Yuxing Wu


Working as an undergraduate research assistant, I have worked on 5 projects relating Technology Use in Families, Children, Health Informatics and Social Computing.


Research Projects

Working as an undergraduate research assistant, I have worked on numerous projects relating Health Informatics, Learning Technology and Social Computing.


Personification and Parenting of Amazon Alexa

User Empowerment Lab, University of Washington Information SchooL

Advisor: Dr. Alexis Hiniker and PhD student Erin Beneteau

This project studies interaction and parenting behaviors around Amazon Alexa, with a special focus on the personification of the smart home assistant and how it is used in families. I performed literature review on social computing and mindlessness, and conducted data analysis on over 150 audio captures to understand and identify usage behaviors of parent and children. By doing so, we hope to understand families’ perception in interaction with Amazon Alexa and how home assistants can be utilized in supporting child development and family activities. Currently, I am working on paper submission to CHI 2019 Student Research Competition.


SOARING Project - Supporting Health Information Management for Older Adults

Computing for Healthy Living & Learning (CHiLL) Lab, University of Washington Department of Human Centered Design and Engineering (HCDE)

Advisor: Dr. Julie Kientz and PhD student Dawn Sakaguchi-Tang

SOARING Project focus on Studying Older Adults & Researching Information Needs and Goals. Working in a multidisciplinary research team with expertise ranges from geriatrics and health services to medical informatics and consumer health, our goal is to better understand how older adults manage personal health information and the role caregivers play in these practices. My focus in the team is evaluating connected personas for health information practices of older adults and stakeholders. Through design sessions with designers, I gain insights to inform the design of supportive tools that meet the information management needs of older adults and supportive stakeholders. Currently, I am working on a paper submission for Design Interactive Systems Conference (DIS) 2019.


Preventing Unintended and Malicious Audio Capture on Android Devices

User Empowerment Lab, University of Washington Information SchooL

Advisor: Dr. Alexis Hiniker

This project aims to develop design guidance for mobile operating systems developers seeking to protect users from malicious and unintended audio capture. We have conducted over 30 interviews and focus groups to study how Android users conceive of their smartphones’ audio capture behaviors. By studying people’s perceptions and then designing and evaluating a device-wide interface to alert users to audio capture, we hope to improve the industry’s ability to empower users to protect themselves. In the future, we will design a usable security layer for Android devices that brings users’ mental models of audio permissions into alignment with the system implementation and real-time audio capture activity.

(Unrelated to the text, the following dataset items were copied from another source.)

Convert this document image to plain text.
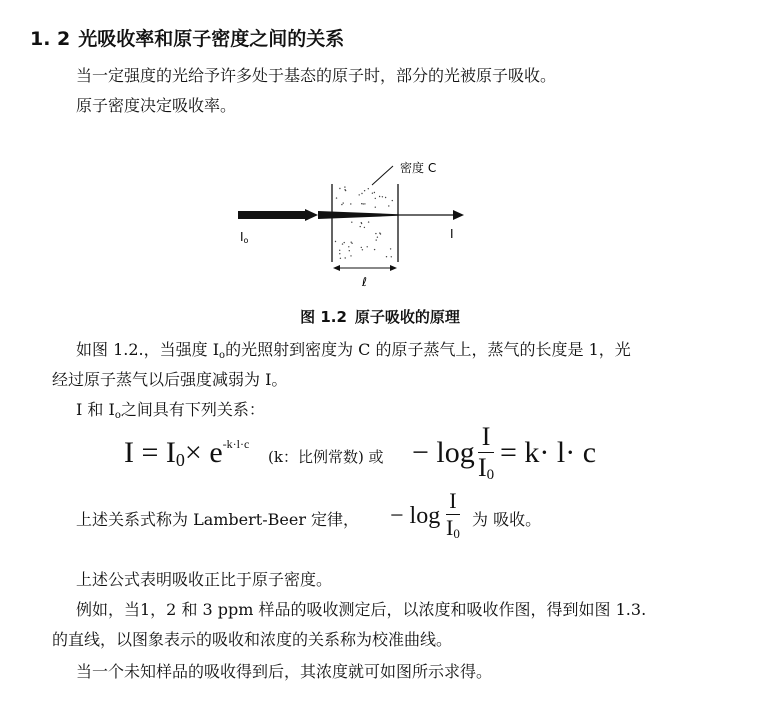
1. 2 光吸收率和原子密度之间的关系
当一定强度的光给予许多处于基态的原子时，部分的光被原子吸收。
原子密度决定吸收率。
密度 C
Io	I
ℓ
图 1.2 原子吸收的原理
如图 1.2.，当强度 $I_o$的光照射到密度为 C 的原子蒸气上，蒸气的长度是 1，光
经过原子蒸气以后强度减弱为 I。
I 和 $I_o$之间具有下列关系：
$I = I0\times e^{-k\cdot l\cdot c}$
(k：比例常数) 或 − log I
I0
= k· l· c
上述关系式称为 Lambert-Beer 定律， − log
I
I0
为 吸收。
上述公式表明吸收正比于原子密度。
例如，当1，2 和 3 ppm 样品的吸收测定后，以浓度和吸收作图，得到如图 1.3.
的直线，以图象表示的吸收和浓度的关系称为校准曲线。
当一个未知样品的吸收得到后，其浓度就可如图所示求得。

Conversational Agent for Collecting Patient Information in Hospital Waiting Rooms

Department of Human Centered Design and Engineering (HCDE), University of Washington

Advisor: Dr. Gary Hsieh and PhD student Rafał Kocielnik

Currently, patient’s information is often gathered with paper and pen surveys as they wait in waiting rooms. However, response rates are low. More data from patients are needed to understand low-income patients’ needs and offer tailored services to address these needs. This research explored the use of conversational agents to facilitate this data collection. In this project, we collaborated with Harbor - UCLA Medical Center on prototyping the user interaction, visual interface and the conversation dialogs. A working prototype of conversational agent is created to understand if such an agent increase survey participation and improve the quality of responses. Future work includes understanding what tradeoffs between voice- and text-based interactions in this context.a


Parental Involvement on Children’s School Performance

University of Washington Information SchooL

Advisor: Dr. Katie Davis and PhD student Benjamin Xie

This project aims to reveal patterns and trends existing with single parents, that have a significant impact on child well-being through adolescence. Through quantitative data analysis on the open source Fragile Families Dataset released by Princeton University, we studied correlation between parenting behaviors and their child’s school performance using data science methodologies. The Fragile Families Dataset is a 15-year longitudinal study following nearly 5,000 families. The goal of our analysis is to give parents information on how they can help their children improve academically. A final paper, poster and GitHub Wiki is created for showcasing the findings.